Figure 3.

Hyperphosphorylated PD‐L1 enhances the interaction between PD‐L1 and IGFBP3 in osteosarcoma cells. A) MNNG/HOS and U‐2OS cells were infected with the indicated shRNAs for 72 h. Cells were harvested for western blot analysis. B) The co‐immunoprecipitation was performed in U‐2OS, MNNG/HOS, and NPM U‐2OS by using the IgG, PD‐L1 or PGK1 antibodies. C) MNNG/HOS and U‐2OS cells were infected with the indicated shRNAs for 72 h. Cells were harvested for immunoprecipitation by using the IgG or PD‐L1 antibodies. D) MNNG/HOS and U‐2OS cells were transfected with the indicated plasmids for 48 h. Cells were harvested for immunoprecipitation by using the IgG or PD‐L1 antibodies. E) MNNG/HOS cells were transfected with the indicated plasmids for 48 h.
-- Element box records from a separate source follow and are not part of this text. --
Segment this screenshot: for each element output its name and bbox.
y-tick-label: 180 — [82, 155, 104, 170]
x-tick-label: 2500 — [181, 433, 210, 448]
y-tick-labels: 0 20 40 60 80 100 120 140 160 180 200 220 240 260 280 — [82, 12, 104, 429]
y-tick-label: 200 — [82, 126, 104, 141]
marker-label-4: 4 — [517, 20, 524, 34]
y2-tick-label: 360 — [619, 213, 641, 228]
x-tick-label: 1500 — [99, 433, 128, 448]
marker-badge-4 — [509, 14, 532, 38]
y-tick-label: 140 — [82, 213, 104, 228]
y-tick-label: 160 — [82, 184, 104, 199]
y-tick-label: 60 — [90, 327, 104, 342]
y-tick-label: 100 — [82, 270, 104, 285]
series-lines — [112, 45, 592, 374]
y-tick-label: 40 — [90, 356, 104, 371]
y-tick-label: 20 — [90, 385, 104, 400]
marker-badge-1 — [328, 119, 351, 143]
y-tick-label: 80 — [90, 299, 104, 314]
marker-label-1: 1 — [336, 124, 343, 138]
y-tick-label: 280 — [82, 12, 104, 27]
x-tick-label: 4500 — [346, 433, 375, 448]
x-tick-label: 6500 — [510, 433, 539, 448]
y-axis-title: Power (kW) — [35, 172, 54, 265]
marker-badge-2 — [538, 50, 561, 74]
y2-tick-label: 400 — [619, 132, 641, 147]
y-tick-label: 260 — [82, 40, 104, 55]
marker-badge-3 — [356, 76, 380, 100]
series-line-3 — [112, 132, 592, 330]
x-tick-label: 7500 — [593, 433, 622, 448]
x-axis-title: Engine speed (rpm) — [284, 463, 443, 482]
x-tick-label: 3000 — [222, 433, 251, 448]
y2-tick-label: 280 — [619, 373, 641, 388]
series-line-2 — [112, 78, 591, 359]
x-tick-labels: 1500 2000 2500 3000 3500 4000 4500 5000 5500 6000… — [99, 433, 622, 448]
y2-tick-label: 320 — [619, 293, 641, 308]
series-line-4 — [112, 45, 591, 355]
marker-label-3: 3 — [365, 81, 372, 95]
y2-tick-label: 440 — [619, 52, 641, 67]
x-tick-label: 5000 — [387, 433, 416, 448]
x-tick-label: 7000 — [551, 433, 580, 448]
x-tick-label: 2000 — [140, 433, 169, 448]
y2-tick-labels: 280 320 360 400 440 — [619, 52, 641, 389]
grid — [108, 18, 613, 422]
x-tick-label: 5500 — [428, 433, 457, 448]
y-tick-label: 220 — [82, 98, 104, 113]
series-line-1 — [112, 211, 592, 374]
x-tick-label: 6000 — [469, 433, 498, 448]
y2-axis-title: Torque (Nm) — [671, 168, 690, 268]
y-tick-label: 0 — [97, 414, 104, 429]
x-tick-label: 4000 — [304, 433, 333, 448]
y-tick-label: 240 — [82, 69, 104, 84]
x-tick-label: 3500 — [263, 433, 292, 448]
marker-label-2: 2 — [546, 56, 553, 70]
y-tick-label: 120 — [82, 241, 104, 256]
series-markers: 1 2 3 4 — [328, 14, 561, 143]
Cells were lysised with RIPA buffer and treated with or without λ‐phosphatase. The whole cell lysates were used for immunoprecipitation by IgG or IGFBP3 antibodies. F) MNNG/HOS cells were transfected with the indicated plasmids for 48 h. Cells were harvested for immunoprecipitation by using the IgG or PD‐L1 antibodies. G) The diagram indicated, the phosphorylation sites of c‐terminus PD‐L1 by analyzing the PhosphoSitePlus^® dataset. H) MNNG/HOS cells were transfected with the indicated plasmids for 48 h. Cells were harvested for immunoprecipitation by using the IgG or Flag‐tagged antibodies. I) MNNG/HOS cells were transfected with the indicated plasmids for 48 h. Cells were harvested for western blot analysis. J) A model directing that phosphorylation of PD‐L1 mediated by PGK1 strengthens the interaction between PD‐L1 and IGFBP3 to activate the mTOR signaling pathway in osteosarcoma cells.